Display session, Thursday, June 13
Great Hall,

[76.07] On the X-ray Spectral Evolution of Nova Cygni 1992 in the First Two Years After Outburst

S. Balman, H. Ogelman (U. of Wisconsin-Madison), J. Krautter (Landessternwarte, Germany)

Nova V1974 Cygni 1992 has been accepted as a prototype of classical nova owing to its unique data set in almost all wavelengths. We present a further analysis of the archival X-ray data obtained by ROSAT PSPC on several pointings from 1992 April 22 to 1993 December 3. The soft X-ray emission arising from the H-burning white dwarf envelope (between 0.1-0.7 keV energy range) is fit with a new nova blackbody emission model that accounts for the absorption of X-ray photons by enhanced abundances in the white dwarf atmosphere (MacDonald 1994, private communication).
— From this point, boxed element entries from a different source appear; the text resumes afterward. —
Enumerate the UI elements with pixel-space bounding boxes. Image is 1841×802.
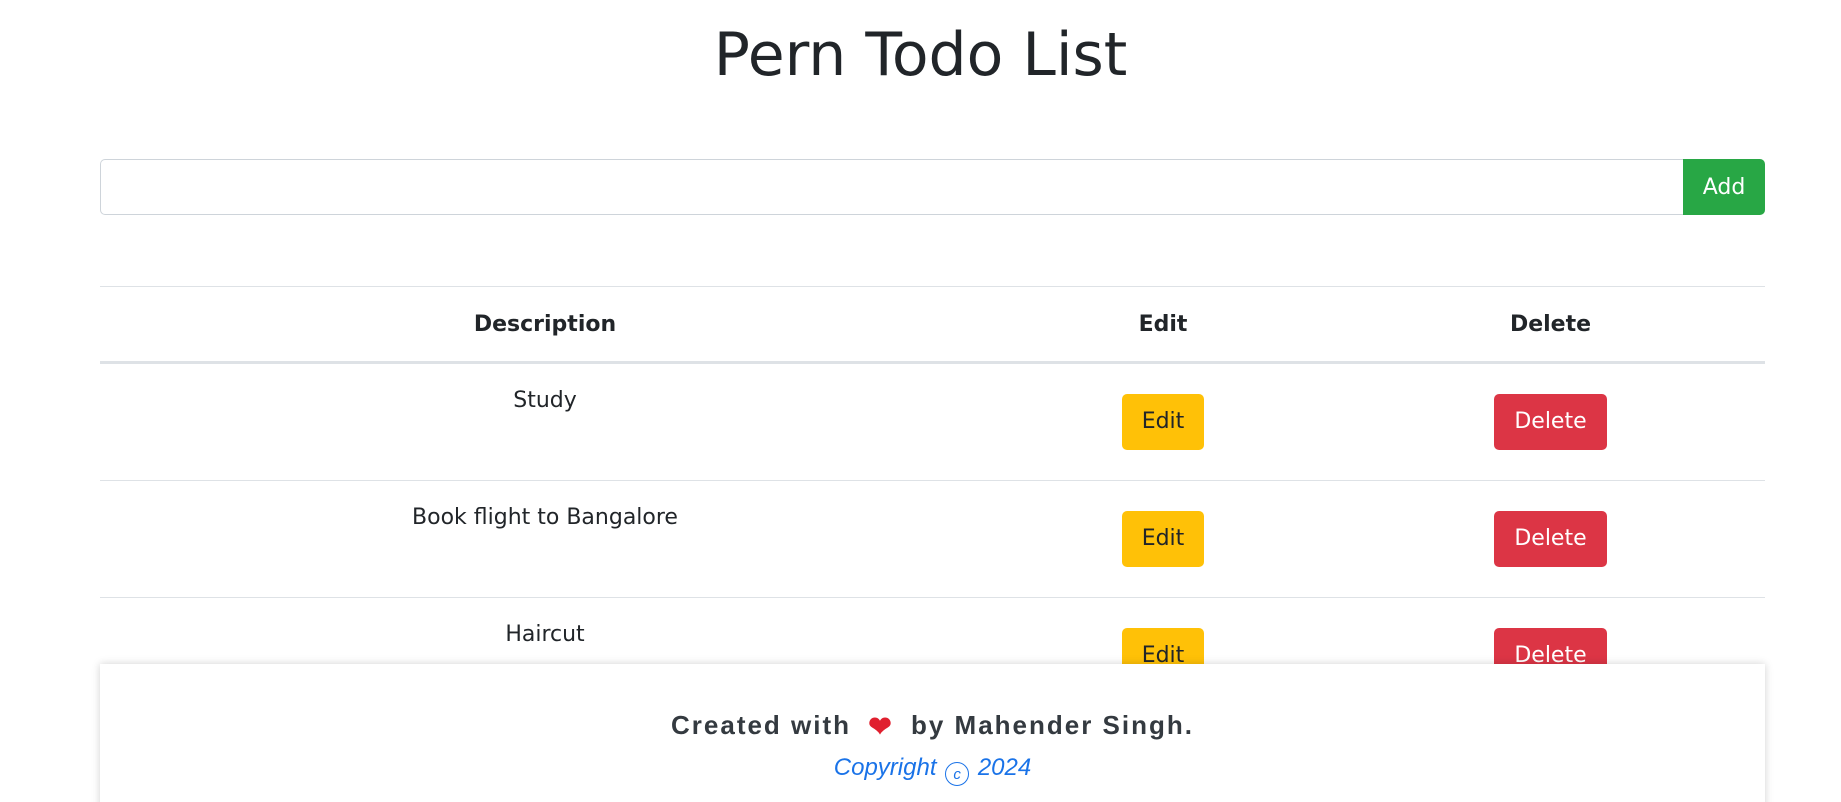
footer-credit: Created with ❤ by Mahender Singh. [100, 708, 1765, 744]
credit-suffix: by Mahender Singh. [910, 710, 1194, 740]
header-edit: Edit [990, 286, 1336, 364]
header-description: Description [100, 286, 990, 364]
todo-description: Haircut [505, 622, 585, 647]
table-row: Study Edit Delete [100, 362, 1765, 481]
todo-description-cell: Book flight to Bangalore [100, 480, 990, 598]
todo-description-cell: Study [100, 362, 990, 481]
delete-cell: Delete [1336, 362, 1765, 481]
credit-prefix: Created with [671, 710, 852, 740]
delete-button[interactable]: Delete [1494, 511, 1607, 567]
edit-button[interactable]: Edit [1121, 394, 1205, 450]
footer-copyright: Copyright c 2024 [100, 754, 1765, 786]
footer: Created with ❤ by Mahender Singh. Copyri… [100, 664, 1765, 802]
todo-table: Description Edit Delete Study Edit Delet… [100, 286, 1765, 714]
delete-button[interactable]: Delete [1494, 394, 1607, 450]
page-title: Pern Todo List [713, 20, 1128, 90]
todo-description: Study [513, 388, 577, 413]
heart-icon: ❤ [868, 711, 894, 742]
table-row: Book flight to Bangalore Edit Delete [100, 480, 1765, 598]
add-button[interactable]: Add [1683, 159, 1765, 215]
delete-cell: Delete [1336, 480, 1765, 598]
copyright-prefix: Copyright [833, 754, 937, 781]
page: Pern Todo List Add Description Edit Dele… [0, 0, 1841, 802]
todo-description-input[interactable] [100, 159, 1683, 215]
copyright-icon: c [945, 762, 970, 786]
edit-button[interactable]: Edit [1121, 511, 1205, 567]
header-delete: Delete [1336, 286, 1765, 364]
edit-cell: Edit [990, 362, 1336, 481]
todo-description: Book flight to Bangalore [412, 505, 678, 530]
edit-cell: Edit [990, 480, 1336, 598]
todo-input-form: Add [100, 159, 1765, 215]
table-header-row: Description Edit Delete [100, 286, 1765, 364]
copyright-year: 2024 [977, 754, 1032, 781]
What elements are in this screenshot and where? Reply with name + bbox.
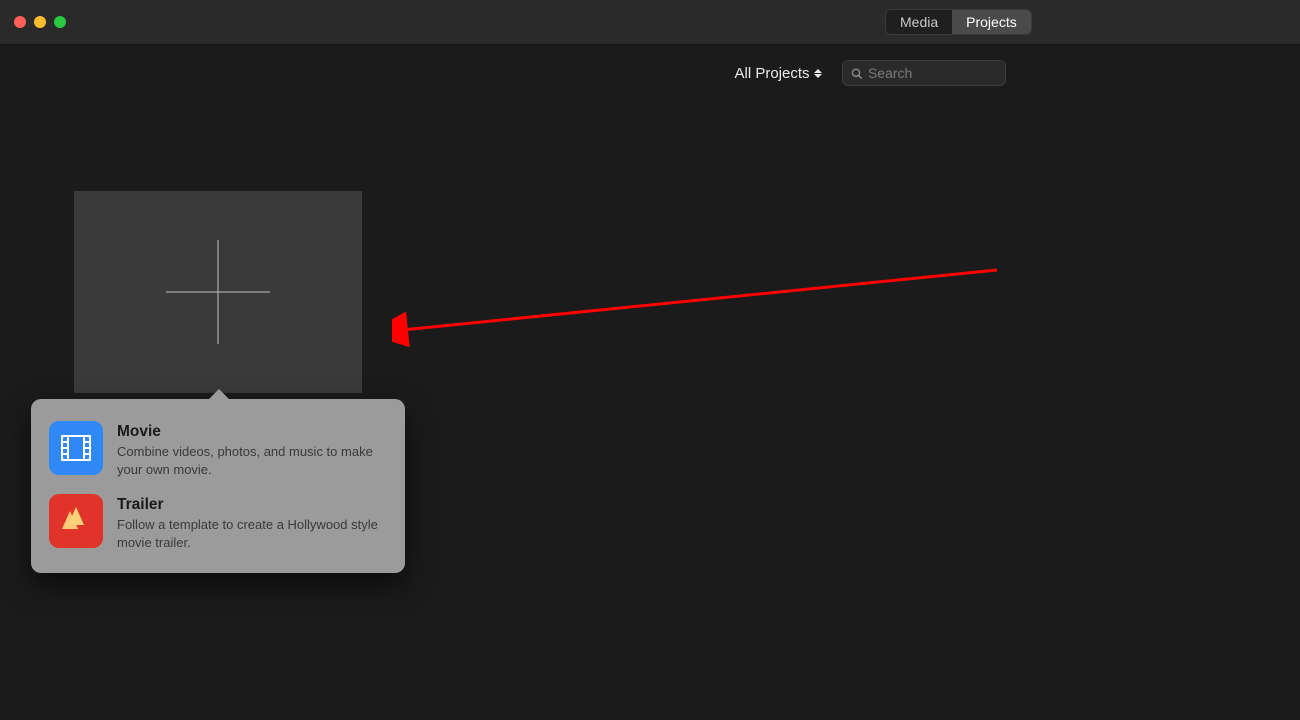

A complete evolution of the white dwarf on a Hertzsprung-Russell diagram is presented using two different atmosphere models of NeO and CO rich compositions. The soft X-ray flux derived using the new NeO blackbody model is in the range (1.7-2.3)\times 10^-7 erg\ s^-1\ cm^-2 during the constant bolometric luminosity phase. The peak photospheric temperature \sim 51 eV (5.9 \times 10^5 K) is reached at about day 500 with a photospheric radius of (0.96-1.4)\times 10^9 cm for a 2-3 kpc source distance. In addition, we present the spectral development of the hard X-ray emission above 0.7 keV thought to originate from shocks within the nova wind. The hard X-ray emission evolves independently from the soft component reaching a maximum \sim 150 days after the outburst with a peak unabsorbed flux \sim 1.8 \times 10^-11\ erg\ s^-1\ cm^-2. The total hard X-ray energy dissipated in the ejecta is about 0.01 % of the initial explosion energy.